亚说,可怜的人们。可怜的维肯,我该怎么办呢。
维肯保持着原来的姿势,眼神和他的声音一样飘渺不定。
亚说,我是如此的相信你呀,你为什么现在才告诉我呢?
亚疑惑地看着沙发上的维肯。他变得隐隐约约,再也不像从前一样清晰。他像烟雾一样散开,然后缩成了一团,变成了越来越多的血液,凝固在沙发上。
远远的,亚听到维肯的声音。他说,亚,我是爱着你的呀,请你来到我的身边。
朗多回到了自己的房间。墙壁上的照片被人的鲜血染成了红色。大片大片的红色。他几乎呕吐。地上,地上也有,他沿着地面上的血滴匆忙行走。地面上的字让朗多心惊肉跳:父亲,这些照片都是我的了,因为那上面有我的血液。你将不能再触碰它们,否则你将会感到疼痛。我亲爱的父亲,我觉得维肯是爱着我的,就像他说的那样。我将去往他的身边。
朗多激烈地喊,亚,亚,亚。只是没有人回答。
他敲开了那一间小屋子的门锁。沙发上的暗红色斑点让他呕吐不止。
亚,亚,亚。他痛苦地叫喊着。亚,亚,亚。
没有人了。这里已经没有人了。他想。他拿起那一张照片。他记得这应该是维肯的照片,这是他的第一张照片,也是他的最后一张照片。
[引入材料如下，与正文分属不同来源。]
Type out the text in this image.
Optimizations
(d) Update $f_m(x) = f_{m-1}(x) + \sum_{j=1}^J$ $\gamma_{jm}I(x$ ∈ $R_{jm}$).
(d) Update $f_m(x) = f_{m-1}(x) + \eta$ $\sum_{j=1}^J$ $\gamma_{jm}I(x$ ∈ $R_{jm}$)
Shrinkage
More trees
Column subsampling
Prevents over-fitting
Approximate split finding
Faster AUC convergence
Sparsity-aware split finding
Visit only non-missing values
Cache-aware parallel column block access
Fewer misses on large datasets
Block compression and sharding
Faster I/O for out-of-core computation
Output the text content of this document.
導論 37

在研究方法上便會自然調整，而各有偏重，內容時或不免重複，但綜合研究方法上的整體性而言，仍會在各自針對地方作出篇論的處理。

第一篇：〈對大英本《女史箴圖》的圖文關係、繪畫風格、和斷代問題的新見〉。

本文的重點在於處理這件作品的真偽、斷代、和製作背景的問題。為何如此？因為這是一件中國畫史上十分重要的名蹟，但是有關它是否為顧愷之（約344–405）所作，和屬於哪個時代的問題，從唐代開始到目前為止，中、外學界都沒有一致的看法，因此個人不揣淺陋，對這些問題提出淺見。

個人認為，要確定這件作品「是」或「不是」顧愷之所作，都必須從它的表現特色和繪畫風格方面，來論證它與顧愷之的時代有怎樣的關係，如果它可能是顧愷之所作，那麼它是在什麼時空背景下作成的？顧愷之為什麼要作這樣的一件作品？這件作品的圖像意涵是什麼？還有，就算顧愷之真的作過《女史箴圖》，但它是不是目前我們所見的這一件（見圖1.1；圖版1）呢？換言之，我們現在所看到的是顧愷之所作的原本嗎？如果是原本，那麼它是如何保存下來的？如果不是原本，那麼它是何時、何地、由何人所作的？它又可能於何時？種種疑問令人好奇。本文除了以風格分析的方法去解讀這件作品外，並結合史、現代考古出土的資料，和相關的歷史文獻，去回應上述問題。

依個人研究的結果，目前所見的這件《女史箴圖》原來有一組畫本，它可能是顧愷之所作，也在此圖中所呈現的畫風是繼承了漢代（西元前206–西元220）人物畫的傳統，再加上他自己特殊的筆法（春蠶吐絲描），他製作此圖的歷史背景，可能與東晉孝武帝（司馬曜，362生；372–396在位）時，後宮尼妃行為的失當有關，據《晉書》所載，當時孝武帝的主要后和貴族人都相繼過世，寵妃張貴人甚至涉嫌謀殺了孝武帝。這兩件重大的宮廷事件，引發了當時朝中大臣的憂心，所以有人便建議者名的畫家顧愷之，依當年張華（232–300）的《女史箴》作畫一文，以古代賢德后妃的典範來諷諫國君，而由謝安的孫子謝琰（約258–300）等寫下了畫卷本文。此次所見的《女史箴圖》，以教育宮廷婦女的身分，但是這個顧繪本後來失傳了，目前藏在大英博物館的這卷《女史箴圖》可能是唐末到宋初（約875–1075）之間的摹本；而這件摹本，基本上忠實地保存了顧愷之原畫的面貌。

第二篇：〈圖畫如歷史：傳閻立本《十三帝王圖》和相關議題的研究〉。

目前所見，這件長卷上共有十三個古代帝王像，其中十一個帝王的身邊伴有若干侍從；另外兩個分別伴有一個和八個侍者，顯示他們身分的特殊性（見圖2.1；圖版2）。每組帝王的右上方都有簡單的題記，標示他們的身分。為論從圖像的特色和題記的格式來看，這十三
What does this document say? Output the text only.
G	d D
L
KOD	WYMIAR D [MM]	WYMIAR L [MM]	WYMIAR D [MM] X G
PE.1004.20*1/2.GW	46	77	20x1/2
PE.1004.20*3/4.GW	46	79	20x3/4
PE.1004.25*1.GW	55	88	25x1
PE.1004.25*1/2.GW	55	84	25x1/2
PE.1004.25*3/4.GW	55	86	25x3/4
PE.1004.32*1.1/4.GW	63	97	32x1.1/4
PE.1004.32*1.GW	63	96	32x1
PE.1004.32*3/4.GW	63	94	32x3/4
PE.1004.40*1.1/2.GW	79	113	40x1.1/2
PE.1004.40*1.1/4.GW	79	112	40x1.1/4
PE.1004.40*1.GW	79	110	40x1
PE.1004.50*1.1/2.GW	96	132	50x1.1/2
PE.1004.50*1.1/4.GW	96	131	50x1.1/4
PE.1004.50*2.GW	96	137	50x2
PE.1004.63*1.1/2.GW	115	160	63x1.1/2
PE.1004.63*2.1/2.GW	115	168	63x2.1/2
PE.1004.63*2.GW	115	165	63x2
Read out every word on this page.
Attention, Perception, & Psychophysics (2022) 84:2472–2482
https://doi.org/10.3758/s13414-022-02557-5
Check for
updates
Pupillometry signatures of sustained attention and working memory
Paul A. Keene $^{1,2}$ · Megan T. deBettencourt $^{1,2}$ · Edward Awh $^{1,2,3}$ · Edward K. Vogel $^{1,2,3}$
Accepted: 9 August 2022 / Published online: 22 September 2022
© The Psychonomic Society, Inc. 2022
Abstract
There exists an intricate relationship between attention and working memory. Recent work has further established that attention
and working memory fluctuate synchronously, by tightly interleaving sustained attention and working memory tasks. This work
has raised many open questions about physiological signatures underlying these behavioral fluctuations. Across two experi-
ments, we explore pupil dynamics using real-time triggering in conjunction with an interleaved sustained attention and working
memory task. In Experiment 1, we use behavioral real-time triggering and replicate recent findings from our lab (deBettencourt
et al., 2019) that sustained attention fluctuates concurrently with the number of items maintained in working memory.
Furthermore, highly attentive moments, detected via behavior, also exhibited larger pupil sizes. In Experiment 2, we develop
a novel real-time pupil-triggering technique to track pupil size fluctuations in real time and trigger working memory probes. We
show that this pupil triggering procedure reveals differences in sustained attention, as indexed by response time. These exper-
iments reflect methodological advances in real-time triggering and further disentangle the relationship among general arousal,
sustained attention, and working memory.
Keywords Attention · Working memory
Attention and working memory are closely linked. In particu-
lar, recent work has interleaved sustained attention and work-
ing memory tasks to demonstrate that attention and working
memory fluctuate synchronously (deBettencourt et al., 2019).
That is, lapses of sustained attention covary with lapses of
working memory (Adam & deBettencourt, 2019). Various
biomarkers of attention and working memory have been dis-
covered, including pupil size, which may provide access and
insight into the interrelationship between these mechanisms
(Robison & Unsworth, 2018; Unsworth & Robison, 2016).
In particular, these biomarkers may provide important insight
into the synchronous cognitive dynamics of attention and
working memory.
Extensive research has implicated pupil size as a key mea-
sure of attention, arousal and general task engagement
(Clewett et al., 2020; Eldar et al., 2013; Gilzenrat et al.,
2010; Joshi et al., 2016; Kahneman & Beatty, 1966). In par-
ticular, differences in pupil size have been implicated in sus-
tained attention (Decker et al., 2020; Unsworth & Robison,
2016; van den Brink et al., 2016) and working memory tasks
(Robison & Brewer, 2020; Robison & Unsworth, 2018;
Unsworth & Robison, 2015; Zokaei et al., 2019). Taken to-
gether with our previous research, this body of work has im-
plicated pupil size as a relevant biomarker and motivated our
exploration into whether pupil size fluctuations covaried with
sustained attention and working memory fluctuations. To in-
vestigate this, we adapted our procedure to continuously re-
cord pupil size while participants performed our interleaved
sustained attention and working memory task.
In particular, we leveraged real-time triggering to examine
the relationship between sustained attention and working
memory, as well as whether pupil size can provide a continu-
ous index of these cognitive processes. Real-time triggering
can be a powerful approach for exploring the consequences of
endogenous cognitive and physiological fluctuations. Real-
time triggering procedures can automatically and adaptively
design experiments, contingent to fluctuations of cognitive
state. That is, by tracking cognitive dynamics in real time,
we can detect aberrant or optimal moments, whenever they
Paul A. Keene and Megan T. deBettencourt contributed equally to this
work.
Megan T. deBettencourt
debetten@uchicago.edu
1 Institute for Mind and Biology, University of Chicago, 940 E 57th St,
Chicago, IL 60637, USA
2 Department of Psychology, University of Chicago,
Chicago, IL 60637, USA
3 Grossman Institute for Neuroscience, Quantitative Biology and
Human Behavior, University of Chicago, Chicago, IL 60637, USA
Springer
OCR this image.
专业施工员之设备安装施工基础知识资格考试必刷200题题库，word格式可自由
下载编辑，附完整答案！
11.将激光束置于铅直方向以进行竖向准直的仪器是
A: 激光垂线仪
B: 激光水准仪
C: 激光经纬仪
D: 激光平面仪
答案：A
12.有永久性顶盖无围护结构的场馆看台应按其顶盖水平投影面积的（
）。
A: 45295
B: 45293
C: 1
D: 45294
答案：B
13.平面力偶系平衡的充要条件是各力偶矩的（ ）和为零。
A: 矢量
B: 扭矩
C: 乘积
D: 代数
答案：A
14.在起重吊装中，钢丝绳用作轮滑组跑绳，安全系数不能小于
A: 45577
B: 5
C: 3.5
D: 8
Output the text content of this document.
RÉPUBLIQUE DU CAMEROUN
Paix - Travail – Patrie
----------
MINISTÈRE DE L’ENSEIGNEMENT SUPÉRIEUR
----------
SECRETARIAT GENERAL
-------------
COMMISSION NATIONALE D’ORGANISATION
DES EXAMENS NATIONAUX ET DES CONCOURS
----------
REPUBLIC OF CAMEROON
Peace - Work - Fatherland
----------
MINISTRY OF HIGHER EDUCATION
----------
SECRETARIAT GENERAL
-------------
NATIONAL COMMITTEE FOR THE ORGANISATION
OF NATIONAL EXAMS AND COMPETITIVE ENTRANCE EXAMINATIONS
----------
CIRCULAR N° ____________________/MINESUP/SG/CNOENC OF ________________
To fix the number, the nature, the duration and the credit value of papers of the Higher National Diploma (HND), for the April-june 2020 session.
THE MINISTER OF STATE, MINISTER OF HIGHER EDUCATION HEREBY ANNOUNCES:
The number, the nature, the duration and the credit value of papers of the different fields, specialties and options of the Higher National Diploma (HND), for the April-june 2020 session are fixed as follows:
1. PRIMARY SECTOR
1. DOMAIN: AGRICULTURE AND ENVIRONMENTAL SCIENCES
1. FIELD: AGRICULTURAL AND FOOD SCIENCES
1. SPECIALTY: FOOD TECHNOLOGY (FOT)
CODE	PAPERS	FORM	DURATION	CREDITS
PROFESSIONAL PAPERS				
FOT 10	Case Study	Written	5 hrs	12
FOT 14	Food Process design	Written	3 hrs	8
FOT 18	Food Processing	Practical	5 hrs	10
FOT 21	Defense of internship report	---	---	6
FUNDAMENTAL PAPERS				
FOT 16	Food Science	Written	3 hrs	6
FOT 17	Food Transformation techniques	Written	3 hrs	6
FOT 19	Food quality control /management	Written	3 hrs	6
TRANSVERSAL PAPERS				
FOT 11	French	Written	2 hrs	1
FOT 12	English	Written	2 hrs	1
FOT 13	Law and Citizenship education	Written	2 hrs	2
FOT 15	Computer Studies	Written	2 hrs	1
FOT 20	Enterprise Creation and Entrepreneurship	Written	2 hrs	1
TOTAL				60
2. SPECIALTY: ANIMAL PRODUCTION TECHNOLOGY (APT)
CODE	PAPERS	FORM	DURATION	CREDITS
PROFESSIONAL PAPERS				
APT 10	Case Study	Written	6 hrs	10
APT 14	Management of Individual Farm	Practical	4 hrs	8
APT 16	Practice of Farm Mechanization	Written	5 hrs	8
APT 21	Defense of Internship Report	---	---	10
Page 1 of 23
但是照片中的景象使他震惊。照片里再也不是那个抓玩具的小男孩了。而是四张微笑的容颜。他们都在照片里,诡异地微笑着。维肯,穿黑衣服的伊和不穿衣服的杰西卡,以及他正在寻找的亚。他们都在照片里呢。
他惊恐地捂着自己的胸口,一直捂着。很久之后才倒下。